Example 2. Retrieving a touch point's previous location
protected override void Update(GameTime gameTime)
    {
        // Allows the game to exit
        if (GamePad.GetState(PlayerIndex.One).Buttons.Back == ButtonState.Pressed)
            this.Exit();

        // Get the current screen touch points
        TouchCollection touches = TouchPanel.GetState();
        // Is there an active touch point?
        if (touches.Count >= 1)
        {
            // Read the previous location
            TouchLocation prevLocation;
            bool prevAvailable = touches[0].TryGetPreviousLocation(out prevLocation);
            // Output current and previous information to the debug window
            System.Diagnostics.Debug.WriteLine("Position: " + touches[0].Position.ToString()
                         + " Previous position: " + prevLocation.Position.ToString());
        }

        base.Update(gameTime);
    }

					  

Note that TryGetPreviousLocation gives back a TouchLocation object, not a Vector2, so we can interrogate its other properties, too. It gives access to its State property, which allows a touch point to tell whether it is receiving its first Move state (this will be the case if its previous location's state is Pressed). It is not possible to obtain additional historical information by further calling TryGetPreviousLocation on the previous location object: it will always return false.
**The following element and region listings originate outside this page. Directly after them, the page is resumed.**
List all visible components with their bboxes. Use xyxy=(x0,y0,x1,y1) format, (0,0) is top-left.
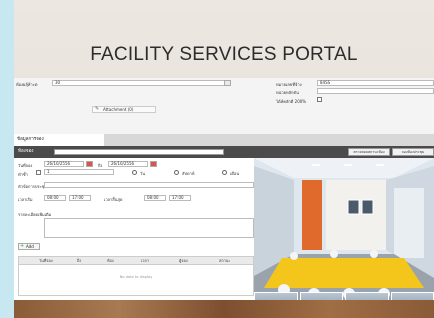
slide: FACILITY SERVICES PORTAL ห้องผลุ้ห้าะต 3… xyxy=(14,0,434,310)
topic-input[interactable] xyxy=(44,182,254,188)
start-time-hour[interactable]: 08:00 xyxy=(44,195,66,201)
add-button[interactable]: + Add xyxy=(18,243,40,250)
col-header[interactable]: ห้อง xyxy=(107,257,114,265)
topic-label: หัวข้อการประชุม xyxy=(18,184,48,189)
col-header[interactable]: ถึง xyxy=(77,257,81,265)
grid-header: วันที่จอง ถึง ห้อง เวลา ผู้จอง สถานะ xyxy=(19,257,253,265)
location-label: ห้องผลุ้ห้าะต xyxy=(16,82,38,87)
repeat-month-label: เดือน xyxy=(230,171,240,176)
repeat-checkbox[interactable] xyxy=(36,170,41,175)
percent-checkbox[interactable] xyxy=(317,97,322,102)
end-time-hour[interactable]: 08:00 xyxy=(144,195,166,201)
repeat-count-input[interactable]: 1 xyxy=(44,169,114,175)
start-date-input[interactable]: 26/10/2556 xyxy=(44,161,84,167)
room-select[interactable] xyxy=(54,149,224,155)
col-header[interactable]: เวลา xyxy=(141,257,149,265)
detail-label: รายละเอียดเพิ่มเติม xyxy=(18,212,52,217)
wood-floor-strip xyxy=(14,300,434,318)
calendar-icon[interactable] xyxy=(150,161,157,167)
repeat-month-radio[interactable] xyxy=(222,170,227,175)
unit-label: หน่วยหลักดัน xyxy=(276,90,299,95)
room-toolbar: ห้องจอง ตรวจสอบสถานะห้อง จองห้องประชุม xyxy=(14,146,434,158)
meeting-room-illustration xyxy=(254,158,434,310)
header-form: ห้องผลุ้ห้าะต 30 หมายเลขที่จ้าง 84SS หน่… xyxy=(14,78,434,134)
repeat-week-label: สัปดาห์ xyxy=(182,171,195,176)
paperclip-icon: ✎ xyxy=(95,106,100,112)
room-label: ห้องจอง xyxy=(18,149,34,154)
left-accent-bar xyxy=(0,0,14,318)
check-status-button[interactable]: ตรวจสอบสถานะห้อง xyxy=(348,148,390,156)
add-label: Add xyxy=(26,244,34,249)
section-header: ข้อมูลการจอง xyxy=(14,134,434,146)
repeat-label: ทำซ้ำ xyxy=(18,172,28,177)
plus-icon: + xyxy=(20,243,25,249)
code-input[interactable]: 84SS xyxy=(317,80,434,86)
unit-input[interactable] xyxy=(317,88,434,94)
location-input[interactable]: 30 xyxy=(52,80,227,86)
start-date-label: วันที่จอง xyxy=(18,163,33,168)
start-time-label: เวลาเริ่ม xyxy=(18,197,33,202)
end-time-minute[interactable]: 17:00 xyxy=(169,195,191,201)
booking-info-tab[interactable]: ข้อมูลการจอง xyxy=(14,134,104,146)
calendar-icon[interactable] xyxy=(86,161,93,167)
location-lookup-button[interactable] xyxy=(224,80,231,86)
slide-title: FACILITY SERVICES PORTAL xyxy=(90,44,358,65)
attachment-button[interactable]: ✎ Attachment (0) xyxy=(92,106,156,113)
to-label: ถึง xyxy=(98,163,103,168)
repeat-day-label: วัน xyxy=(140,171,145,176)
percent-label: ได้ห์คลักดี 200% xyxy=(276,99,307,104)
start-time-minute[interactable]: 17:00 xyxy=(69,195,91,201)
code-label: หมายเลขที่จ้าง xyxy=(276,82,302,87)
end-date-input[interactable]: 26/10/2556 xyxy=(108,161,148,167)
repeat-day-radio[interactable] xyxy=(132,170,137,175)
book-room-button[interactable]: จองห้องประชุม xyxy=(392,148,434,156)
portal-screenshot: ห้องผลุ้ห้าะต 30 หมายเลขที่จ้าง 84SS หน่… xyxy=(14,78,434,310)
detail-textarea[interactable] xyxy=(44,218,254,238)
attachment-label: Attachment (0) xyxy=(103,107,134,112)
end-time-label: เวลาสิ้นสุด xyxy=(104,197,123,202)
meeting-room-photo xyxy=(254,158,434,310)
booking-grid: วันที่จอง ถึง ห้อง เวลา ผู้จอง สถานะ No … xyxy=(18,256,254,296)
repeat-week-radio[interactable] xyxy=(174,170,179,175)
col-header[interactable]: วันที่จอง xyxy=(39,257,53,265)
col-header[interactable]: ผู้จอง xyxy=(179,257,188,265)
grid-empty-text: No data to display xyxy=(119,275,153,279)
col-header[interactable]: สถานะ xyxy=(219,257,230,265)
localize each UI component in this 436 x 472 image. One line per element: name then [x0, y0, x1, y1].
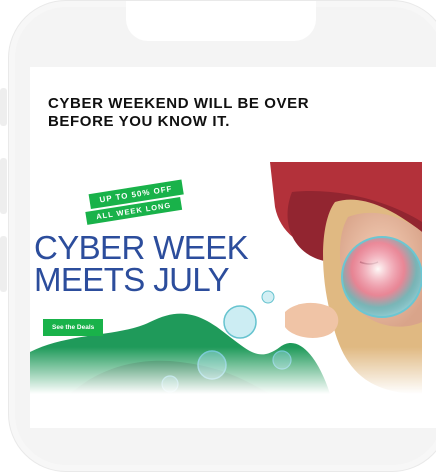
- phone-mute-switch: [0, 88, 7, 126]
- phone-notch: [126, 1, 316, 41]
- hand-shape: [285, 302, 339, 338]
- phone-volume-up-button: [0, 158, 7, 214]
- headline-line-2: BEFORE YOU KNOW IT.: [48, 113, 230, 130]
- see-the-deals-button[interactable]: See the Deals: [43, 319, 104, 336]
- large-bubble-shape: [341, 236, 422, 318]
- phone-volume-down-button: [0, 236, 7, 292]
- headline-line-1: CYBER WEEKEND WILL BE OVER: [48, 95, 310, 112]
- hero-title-line-1: CYBER WEEK: [34, 229, 249, 266]
- email-screen: CYBER WEEKEND WILL BE OVER BEFORE YOU KN…: [30, 67, 436, 428]
- bubble-shape: [223, 305, 257, 339]
- hero-title: CYBER WEEK MEETS JULY: [34, 229, 294, 298]
- hero-banner[interactable]: UP TO 50% OFF ALL WEEK LONG CYBER WEEK M…: [30, 162, 422, 394]
- hero-title-line-2: MEETS JULY: [34, 261, 230, 298]
- email-headline: CYBER WEEKEND WILL BE OVER BEFORE YOU KN…: [48, 95, 378, 131]
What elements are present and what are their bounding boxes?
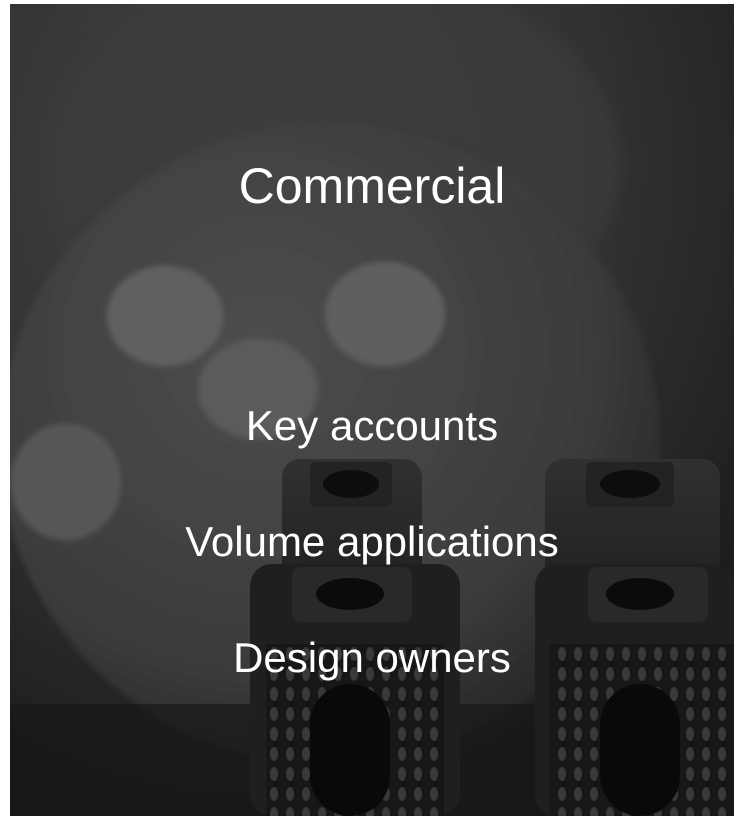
slide-title: Commercial xyxy=(238,158,506,214)
item-design-owners: Design owners xyxy=(233,634,511,681)
item-volume-applications: Volume applications xyxy=(185,518,559,565)
slide: Commercial Key accounts Volume applicati… xyxy=(10,4,734,816)
item-key-accounts: Key accounts xyxy=(245,402,499,449)
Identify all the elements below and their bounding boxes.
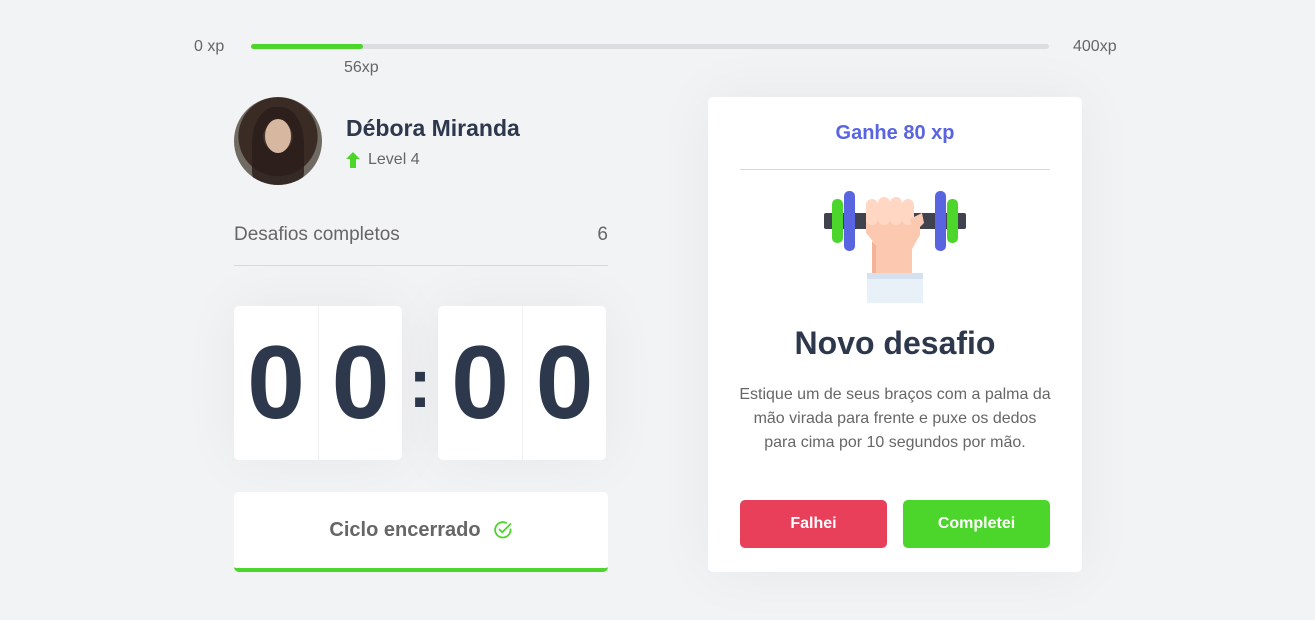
completed-challenges: Desafios completos 6 xyxy=(234,224,608,266)
experience-bar: 0 xp 56xp 400xp xyxy=(0,0,1315,90)
challenge-card: Ganhe 80 xp Novo desafio Estique um de s… xyxy=(708,97,1082,572)
completed-challenges-label: Desafios completos xyxy=(234,224,400,245)
completed-challenges-count: 6 xyxy=(597,224,608,245)
cycle-finished-label: Ciclo encerrado xyxy=(329,518,481,541)
countdown-separator: : xyxy=(408,344,432,422)
level-row: Level 4 xyxy=(346,151,420,169)
xp-current-label: 56xp xyxy=(344,59,379,76)
xp-min-label: 0 xp xyxy=(194,38,225,55)
challenge-title: Novo desafio xyxy=(794,325,996,361)
level-label: Level 4 xyxy=(368,151,420,168)
xp-progress-track xyxy=(251,44,1049,49)
second-digit-right: 0 xyxy=(522,306,606,460)
profile: Débora Miranda Level 4 xyxy=(234,97,614,187)
check-circle-icon xyxy=(493,521,511,539)
second-digit-left: 0 xyxy=(451,324,509,441)
level-up-arrow-icon xyxy=(346,152,360,168)
xp-max-label: 400xp xyxy=(1073,38,1117,55)
challenge-reward: Ganhe 80 xp xyxy=(740,97,1050,170)
xp-progress-fill xyxy=(251,44,363,49)
countdown: 0 0 : 0 0 xyxy=(234,306,608,460)
minute-digit-right: 0 xyxy=(318,306,402,460)
countdown-minutes: 0 0 xyxy=(234,306,402,460)
user-name: Débora Miranda xyxy=(346,115,520,141)
cycle-finished-button[interactable]: Ciclo encerrado xyxy=(234,492,608,572)
challenge-description: Estique um de seus braços com a palma da… xyxy=(739,386,1051,451)
failed-button[interactable]: Falhei xyxy=(740,500,887,548)
dumbbell-icon xyxy=(824,191,966,303)
minute-digit-left: 0 xyxy=(247,324,305,441)
avatar xyxy=(234,97,322,185)
completed-button[interactable]: Completei xyxy=(903,500,1050,548)
challenge-actions: Falhei Completei xyxy=(740,500,1050,548)
countdown-seconds: 0 0 xyxy=(438,306,606,460)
If you want to experiment with this, take a look at the TouchPanelDemo example project. This project provides a simple TouchPanel display that places a circular object at the position of each detected touch point. It supports multitouch input and will display the first touch point in white, the second in red, the third in blue, and the fourth in green. Any additional touch points will display in white. When the touch point is released, the circle will fade away into nothing.

All the while this is running, information about the first returned touch point will be written to the debug window. This includes the point's Id, State, Position, and previous Position. From this information you will be able to see the sequence of State values that are returned, see the previous Position for each touch point, and observe the behavior of the previous Position for Pressed and Released touch points.

1.3. Touch Panel Capabilities

If you need to know how many simultaneous touch points are available, you can ask the TouchPanel for this information. Its GetCapabilities method returns a TouchPanelCapabilities object, from which the MaximumTouchCount property can be queried.

All devices are required to support a minimum of four touch points, so anything you write should be able to rely on being able to read this many points at once. In practice, this number is probably quite sufficient for most games.

The only other useful capability property is the IsConnected property, which tells you whether a touch panel is currently connected to the device. For Windows Phone 7 games, it will always return true, but the property might return other values for XNA games running on other platforms (Windows or an Xbox 360, for example).

1.4. Working with Rotated and Scaled Screens

It's very useful being able to read the touch screen coordinate, but what happens if the game is running in a landscape orientation? Do we need to swap over the x and y coordinate values to find out where the touch point is relative to our game coordinates?

You will be pleased to find that the answer is no; XNA automatically takes care of this for us. We don't need to pay any attention at all to screen orientation because the screen coordinates will be translated into the same coordinate system that we are using for rendering.

Taking this concept even further, XNA does exactly the same thing when scaling is in effect. If the back buffer is set to a size of 240 × 400, for example, the touch point coordinates will be automatically scaled into exactly the same range. No special processing is required for these configurations at all.

Try changing the back buffer size in the TouchPanelDemo game class constructor to experiment. You will see that both rotated and scaled output provides correspondingly rotated and scaled input values. This is a very useful feature that greatly simplifies working with touch coordinates under these conditions.